FBI enthüllt brisante Details zum Trump-Attentäter: 'Er hat zahlreiche Ziele sondiert'
Das FBI hat bekannt gegeben, dass der bewaffnete Angreifer, der ein Attentat auf den ehemaligen US-Präsidenten Donald Trump verübte, vor seiner Entscheidung für Trump die Absicht hatte, eine andere Großveranstaltung anzugreifen.
Die Ermittlungen des FBI zum Attentatsversuch auf den ehemaligen US-Präsidenten und Präsidentschaftskandidaten der Republikanischen Partei, Donald Trump, am 13. Juli dauern an.
FBI-Beamte erklärten, dass der bewaffnete Angreifer Thomas Crooks vor seinem Entschluss zum Attentat „detaillierte und kontinuierliche Nachforschungen“ angestellt habe, um eine Großveranstaltung anzugreifen.

FBI-Beamte teilten mit, dass der 20-jährige Crooks Anfang Juli, noch bevor er sich für die Kundgebung anmeldete, bei der Trump sprechen sollte, mehr als 60 Suchanfragen im Internet gestellt habe, um Informationen über den republikanischen Kandidaten Trump und US-Präsident Joe Biden zu sammeln.
Das FBI gab bekannt, dass Crooks bereits im September 2023 nach Veranstaltungen von Trumps Wahlkampfteam gesucht habe und ab April dieses Jahres begann, nach Wahlkampfveranstaltungen beider Präsidentschaftskandidaten in seiner Heimatregion West-Pennsylvania zu suchen. Die Behörden berichteten zudem, dass der Angreifer nach den Terminen der nationalen Parteitage sowohl der Republikaner als auch der Demokraten gesucht habe.
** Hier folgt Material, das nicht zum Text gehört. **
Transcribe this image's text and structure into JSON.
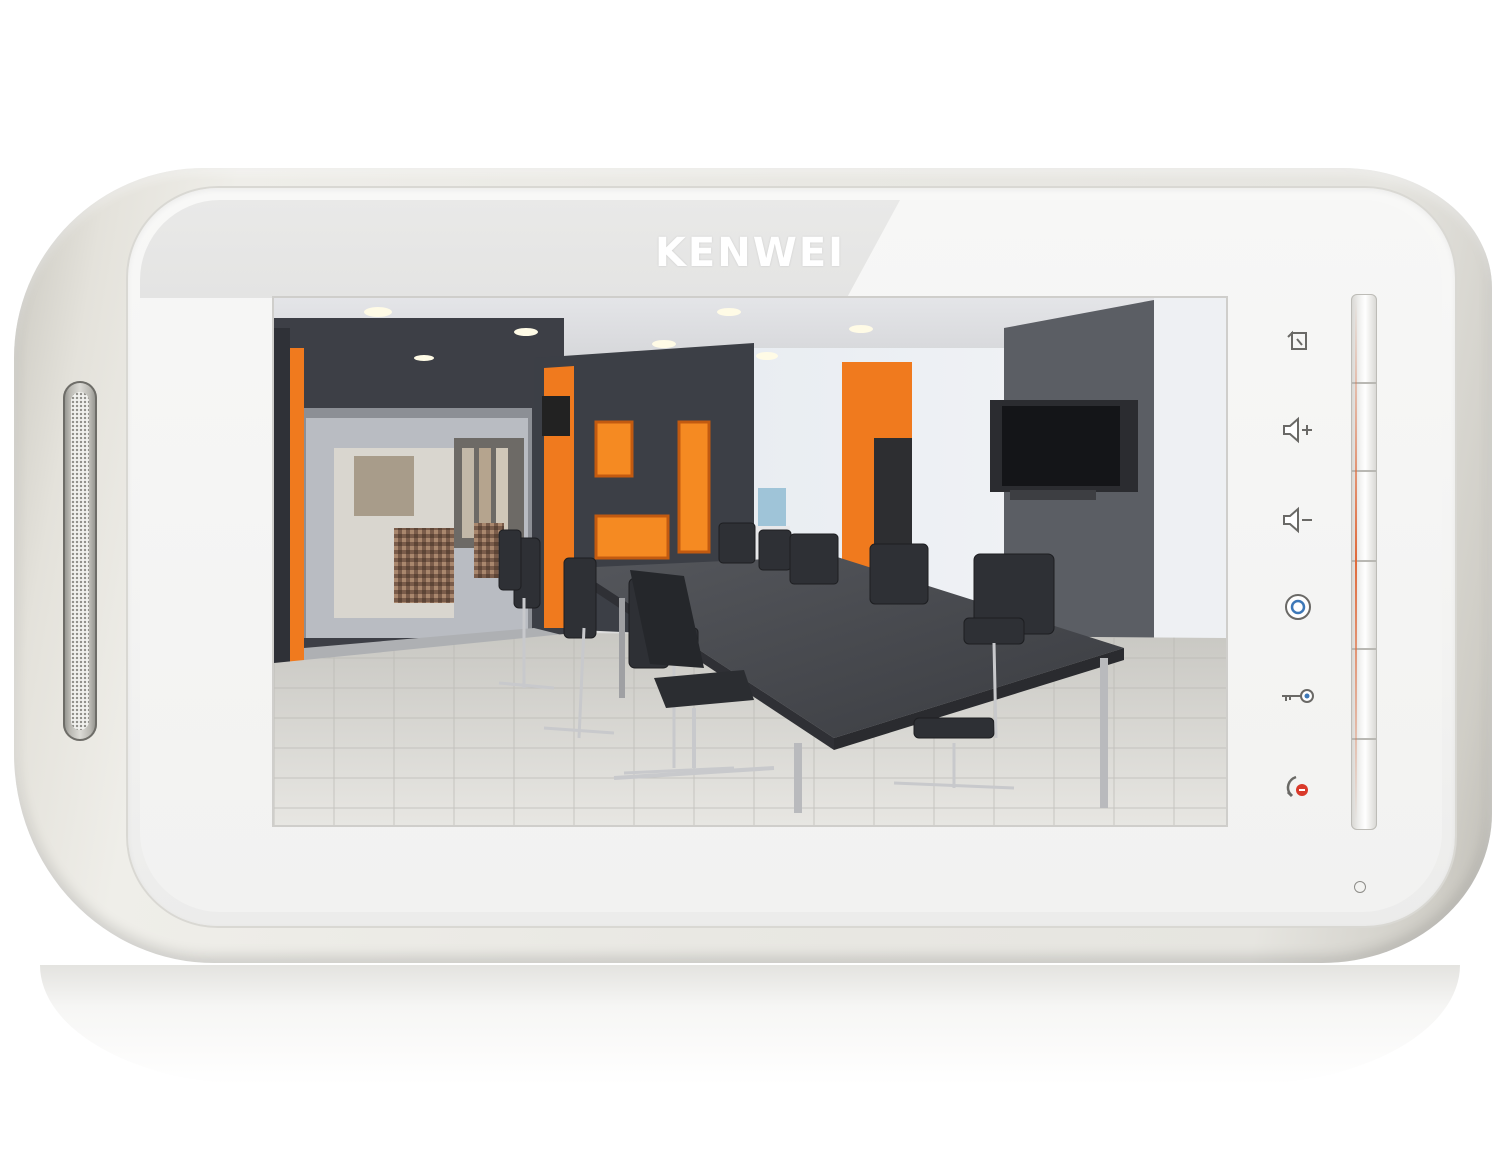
{
  "device": {
    "brand": "KENWEI"
  },
  "buttons": [
    {
      "name": "monitor-button",
      "icon": "monitor-icon"
    },
    {
      "name": "volume-up-button",
      "icon": "volume-up-icon"
    },
    {
      "name": "volume-down-button",
      "icon": "volume-down-icon"
    },
    {
      "name": "settings-button",
      "icon": "target-icon"
    },
    {
      "name": "unlock-button",
      "icon": "key-icon"
    },
    {
      "name": "hang-up-button",
      "icon": "phone-hangup-icon"
    }
  ],
  "colors": {
    "accent": "#e06a3a",
    "bezel": "#f4f4f3",
    "shell": "#e6e5e0",
    "wall_orange": "#f07a1e",
    "wall_dark": "#3c3f46"
  }
}
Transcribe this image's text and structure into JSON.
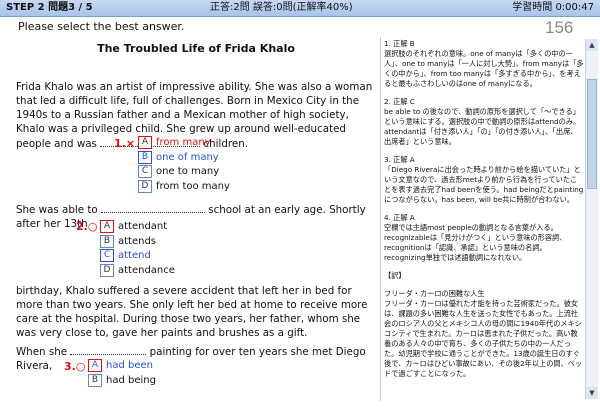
{
  "header": {
    "step_label": "STEP 2  問題3 / 5",
    "stats": "正答:2問  誤答:0問(正解率40%)",
    "timer": "学習時間  0:00:47"
  },
  "instruction": "Please select the best answer.",
  "question_number": "156",
  "passage": {
    "title": "The Troubled Life of Frida Khalo",
    "para1_a": "Frida Khalo was an artist of impressive ability. She was also a woman that led a difficult life, full of challenges. Born in Mexico City in the 1940s to a Russian father and a Mexican mother of high society, Khalo was a privileged child. She grew up around well-educated people and was ",
    "para1_b": " children.",
    "para2_a": "She was able to ",
    "para2_b": " school at an early age. Shortly after her 13th",
    "para3": "birthday, Khalo suffered a severe accident that left her in bed for more than two years. She only left her bed at home to receive more care at the hospital. During those two years, her father, whom she was very close to, gave her paints and brushes as a gift.",
    "para4_a": "When she ",
    "para4_b": " painting for over ten years she met Diego Rivera,"
  },
  "questions": [
    {
      "mark": "1.×",
      "options": [
        {
          "letter": "A",
          "text": "from many"
        },
        {
          "letter": "B",
          "text": "one of many"
        },
        {
          "letter": "C",
          "text": "one to many"
        },
        {
          "letter": "D",
          "text": "from too many"
        }
      ]
    },
    {
      "mark": "2.○",
      "options": [
        {
          "letter": "A",
          "text": "attendant"
        },
        {
          "letter": "B",
          "text": "attends"
        },
        {
          "letter": "C",
          "text": "attend"
        },
        {
          "letter": "D",
          "text": "attendance"
        }
      ]
    },
    {
      "mark": "3.○",
      "options": [
        {
          "letter": "A",
          "text": "had been"
        },
        {
          "letter": "B",
          "text": "had being"
        }
      ]
    }
  ],
  "explanation": {
    "e1": "1. 正解 B\n選択肢のそれぞれの意味。one of manyは「多くの中の一人」、one to manyは「一人に対し大勢」、from manyは「多くの中から」、from too manyは「多すぎる中から」、を考えると最もふさわしいのはone of manyになる。",
    "e2": "2. 正解 C\nbe able to の後なので、動詞の原形を選択して「〜できる」という意味にする。選択肢の中で動詞の原形はattendのみ。attendantは「付き添い人」「の」「の付き添い人」、「出席、出席者」という意味。",
    "e3": "3. 正解 A\n「Diego Riveraに出会った時より前から絵を描いていた」という文意なので、過去形metより前から行為を行っていたことを表す過去完了had beenを使う。had beingだとpaintingにつながらない。has been, will be共に時制が合わない。",
    "e4": "4. 正解 A\n空欄では主語most peopleの動詞となる言葉が入る。recognizableは「見分けがつく」という意味の形容詞、recognitionは「認識、承認」という意味の名詞。recognizing単独では述語動詞になれない。",
    "e5": "【訳】",
    "e6": "フリーダ・カーロの困難な人生\nフリーダ・カーロは優れた才能を持った芸術家だった。彼女は、課題の多い困難な人生を送った女性でもあった。上流社会のロシア人の父とメキシコ人の母の間に1940年代のメキシコシティで生まれた。カーロは恵まれた子供だった。高い教養のある人々の中で育ち、多くの子供たちの中の一人だった。幼児期で学校に通うことができた。13歳の誕生日のすぐ後で、カーロはひどい事故にあい、その後2年以上の間、ベッドで過ごすことになった。"
  },
  "colors": {
    "correct": "#e01010",
    "selected": "#2a4fd8"
  },
  "icons": {
    "scroll_up": "triangle-up",
    "scroll_down": "triangle-down"
  }
}
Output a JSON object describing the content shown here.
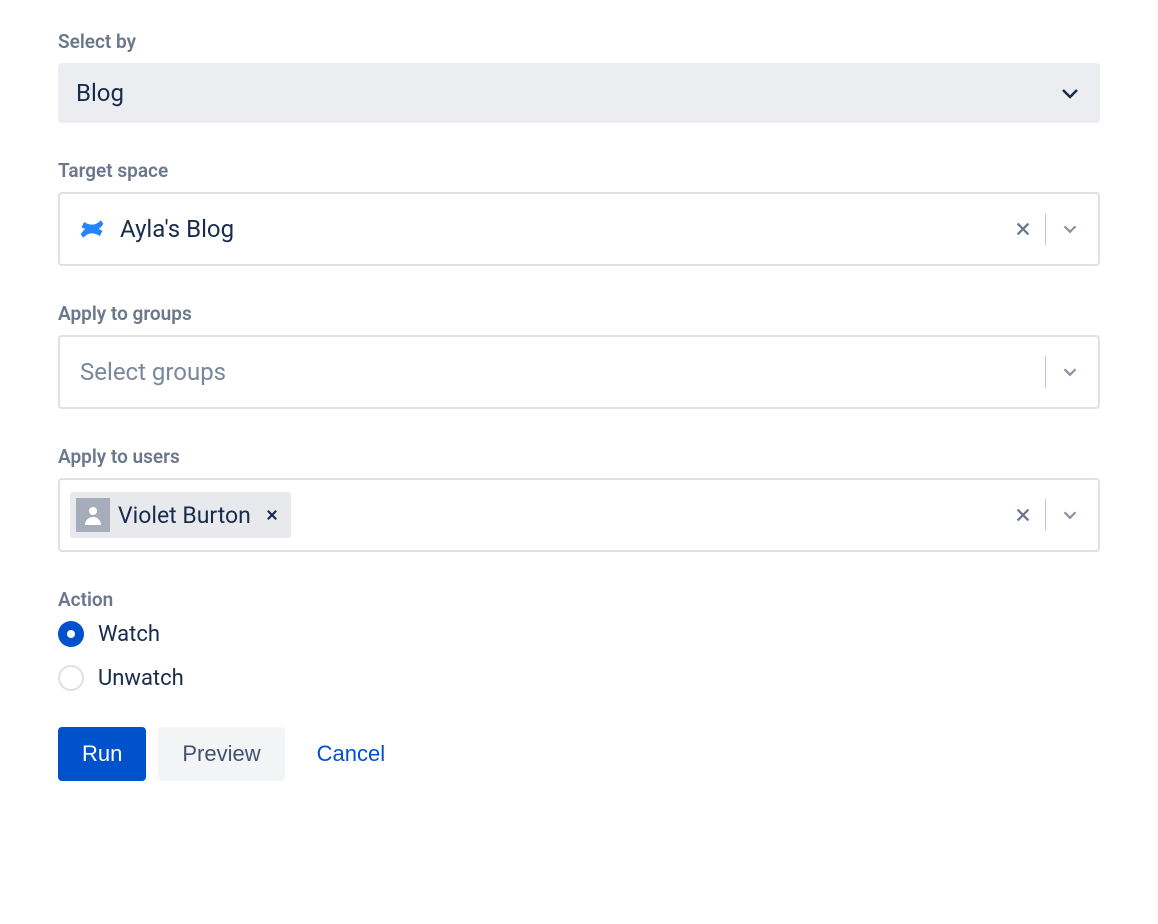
{
  "select_by": {
    "label": "Select by",
    "value": "Blog"
  },
  "target_space": {
    "label": "Target space",
    "value": "Ayla's Blog"
  },
  "apply_groups": {
    "label": "Apply to groups",
    "placeholder": "Select groups"
  },
  "apply_users": {
    "label": "Apply to users",
    "chips": [
      {
        "name": "Violet Burton"
      }
    ]
  },
  "action": {
    "label": "Action",
    "options": [
      {
        "label": "Watch",
        "selected": true
      },
      {
        "label": "Unwatch",
        "selected": false
      }
    ]
  },
  "buttons": {
    "run": "Run",
    "preview": "Preview",
    "cancel": "Cancel"
  }
}
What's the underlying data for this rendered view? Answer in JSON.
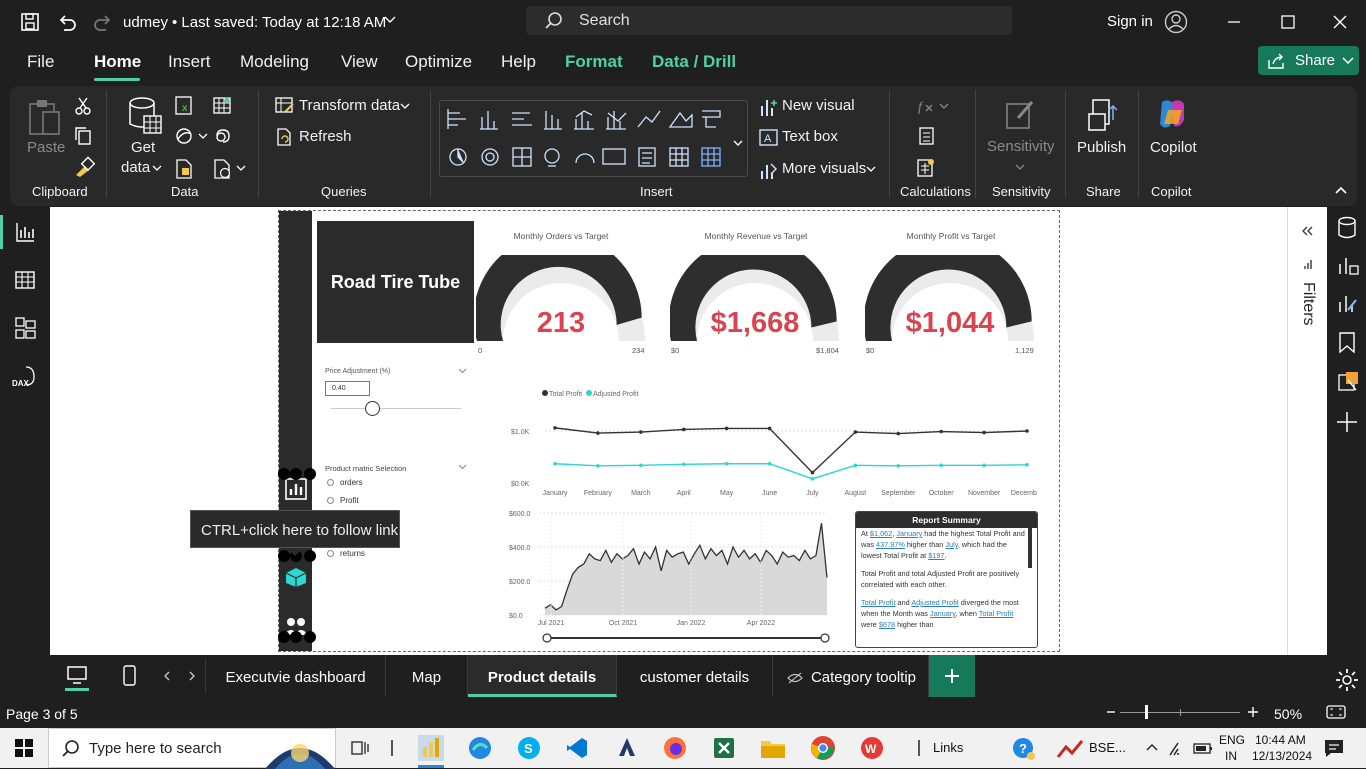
{
  "titlebar": {
    "file_name": "udmey",
    "saved_status": "•  Last saved: Today at 12:18 AM",
    "search_placeholder": "Search",
    "sign_in": "Sign in"
  },
  "menu": {
    "items": [
      "File",
      "Home",
      "Insert",
      "Modeling",
      "View",
      "Optimize",
      "Help",
      "Format",
      "Data / Drill"
    ],
    "share_label": "Share"
  },
  "ribbon": {
    "clipboard": {
      "paste": "Paste",
      "group": "Clipboard"
    },
    "data": {
      "get_data_1": "Get",
      "get_data_2": "data",
      "group": "Data"
    },
    "queries": {
      "transform": "Transform data",
      "refresh": "Refresh",
      "group": "Queries"
    },
    "insert": {
      "new_visual": "New visual",
      "text_box": "Text box",
      "more_visuals": "More visuals",
      "group": "Insert"
    },
    "calculations": {
      "group": "Calculations"
    },
    "sensitivity": {
      "label": "Sensitivity",
      "group": "Sensitivity"
    },
    "share": {
      "publish": "Publish",
      "group": "Share"
    },
    "copilot": {
      "label": "Copilot",
      "group": "Copilot"
    }
  },
  "report": {
    "title": "Road Tire Tube",
    "gauges": [
      {
        "title": "Monthly Orders vs Target",
        "value": "213",
        "min": "0",
        "max": "234",
        "fraction": 0.91
      },
      {
        "title": "Monthly Revenue vs Target",
        "value": "$1,668",
        "min": "$0",
        "max": "$1,804",
        "fraction": 0.925
      },
      {
        "title": "Monthly Profit vs Target",
        "value": "$1,044",
        "min": "$0",
        "max": "1,129",
        "fraction": 0.925
      }
    ],
    "price_adjustment": {
      "label": "Price Adjustment (%)",
      "value": "0.40"
    },
    "metric_selection": {
      "label": "Product matric Selection",
      "options": [
        "orders",
        "Profit",
        "returns"
      ]
    },
    "summary": {
      "title": "Report Summary",
      "p1_a": "At ",
      "p1_v1": "$1,062",
      "p1_b": ", ",
      "p1_v2": "January",
      "p1_c": " had the highest Total Profit and was ",
      "p1_v3": "437.97%",
      "p1_d": " higher than ",
      "p1_v4": "July",
      "p1_e": ", which had the lowest Total Profit at ",
      "p1_v5": "$197",
      "p1_f": ".",
      "p2": "Total Profit and total Adjusted Profit are positively correlated with each other.",
      "p3_v1": "Total Profit",
      "p3_a": " and ",
      "p3_v2": "Adjusted Profit",
      "p3_b": " diverged the most when the Month was ",
      "p3_v3": "January",
      "p3_c": ", when ",
      "p3_v4": "Total Profit",
      "p3_d": " were ",
      "p3_v5": "$678",
      "p3_e": " higher than"
    }
  },
  "tooltip": "CTRL+click here to follow link",
  "chart_data": [
    {
      "type": "line",
      "legend": [
        "Total Profit",
        "Adjusted Profit"
      ],
      "categories": [
        "January",
        "February",
        "March",
        "April",
        "May",
        "June",
        "July",
        "August",
        "September",
        "October",
        "November",
        "December"
      ],
      "yticks": [
        "$1.0K",
        "$0.0K"
      ],
      "ylim": [
        0,
        1.0
      ],
      "series": [
        {
          "name": "Total Profit",
          "color": "#333333",
          "values": [
            1.06,
            0.96,
            0.98,
            1.03,
            1.05,
            1.05,
            0.2,
            0.98,
            0.95,
            0.99,
            0.97,
            1.0
          ]
        },
        {
          "name": "Adjusted Profit",
          "color": "#2ad8d0",
          "values": [
            0.37,
            0.33,
            0.34,
            0.36,
            0.37,
            0.37,
            0.08,
            0.34,
            0.33,
            0.34,
            0.34,
            0.35
          ]
        }
      ]
    },
    {
      "type": "area",
      "xticks": [
        "Jul 2021",
        "Oct 2021",
        "Jan 2022",
        "Apr 2022"
      ],
      "yticks": [
        "$600.0",
        "$400.0",
        "$200.0",
        "$0.0"
      ],
      "ylim": [
        0,
        600
      ],
      "series": [
        {
          "name": "",
          "color": "#333333",
          "values": [
            40,
            60,
            30,
            50,
            150,
            240,
            280,
            300,
            360,
            330,
            320,
            380,
            310,
            360,
            330,
            350,
            390,
            300,
            370,
            330,
            400,
            260,
            380,
            340,
            360,
            370,
            300,
            360,
            410,
            330,
            390,
            350,
            380,
            300,
            400,
            340,
            380,
            330,
            360,
            310,
            380,
            350,
            300,
            370,
            340,
            350,
            320,
            380,
            330,
            350,
            540,
            220
          ]
        }
      ]
    }
  ],
  "page_tabs": [
    "Executvie dashboard",
    "Map",
    "Product details",
    "customer details",
    "Category tooltip"
  ],
  "status": {
    "page": "Page 3 of 5",
    "zoom": "50%"
  },
  "taskbar": {
    "search_placeholder": "Type here to search",
    "links": "Links",
    "stock": "BSE...",
    "lang1": "ENG",
    "lang2": "IN",
    "time": "10:44 AM",
    "date": "12/13/2024"
  }
}
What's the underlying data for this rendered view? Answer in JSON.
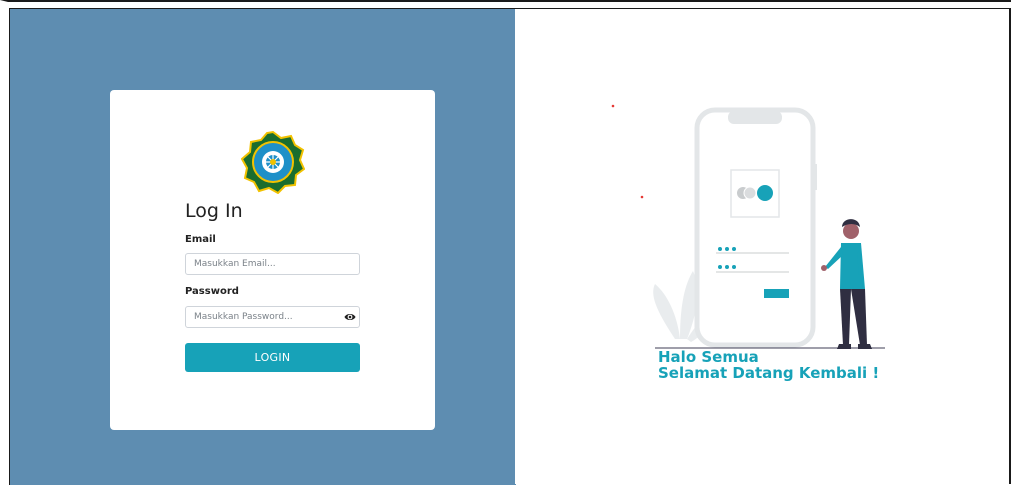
{
  "login": {
    "title": "Log In",
    "email_label": "Email",
    "email_placeholder": "Masukkan Email...",
    "password_label": "Password",
    "password_placeholder": "Masukkan Password...",
    "login_button": "LOGIN",
    "show_password_icon": "eye-icon"
  },
  "greeting": {
    "line1": "Halo Semua",
    "line2": "Selamat Datang Kembali !"
  },
  "colors": {
    "left_background": "#5e8db1",
    "accent": "#17a2b8",
    "card": "#ffffff"
  }
}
"ER HAT ZAHLREICHE VERANSTALTUNGEN UND ZIELE SONDIEERT"
Der leitende FBI-Beamte in West-Pennsylvania, Special Agent Kevin Rojek, erklärte gegenüber Journalisten: „Wir haben festgestellt, dass er detaillierte und kontinuierliche Nachforschungen angestellt hat, um bei bestimmten Veranstaltungen Angriffe zu verüben. Er hat also zahlreiche Veranstaltungen und Ziele sondiert.“ Rojek erläuterte, dass Crooks sich mit der Ankündigung der Trump-Kundgebung Anfang Juli „extrem stark“ auf diese konzentriert habe und sie als Gelegenheit für den Attentatsversuch betrachtete.
Rojek betonte, dass das FBI nach wie vor nicht das Motiv identifizieren konnte, das Crooks zu dem Entschluss für das Attentat auf Trump bewegte. Den Daten seines persönlichen Computers zufolge habe Crooks Interesse an verschiedenen Ideologien gezeigt, jedoch keine spezifische Neigung zu rechten oder linken Ansichten erkennen lassen.
Es wurde zudem mitgeteilt, dass der Angreifer Tage vor Trumps Kundgebung am 13. Juli auch Details zum Veranstaltungsort, zum Standort von Trumps Rednerpult sowie zum Unternehmen, dem das Gebäude neben dem Gelände gehörte, das er später für den Anschlag nutzte, recherchiert habe. Videoaufnahmen zeigten, dass Crooks sich insgesamt nur etwa sechs Minuten auf dem Dach des Gebäudes aufgehalten hatte. Es kam zudem ans Licht, dass Crooks, in dessen Fahrzeug auch Sprengvorrichtungen gefunden wurden, seit 2019 nach Informationen über Bombenkomponenten gesucht hatte.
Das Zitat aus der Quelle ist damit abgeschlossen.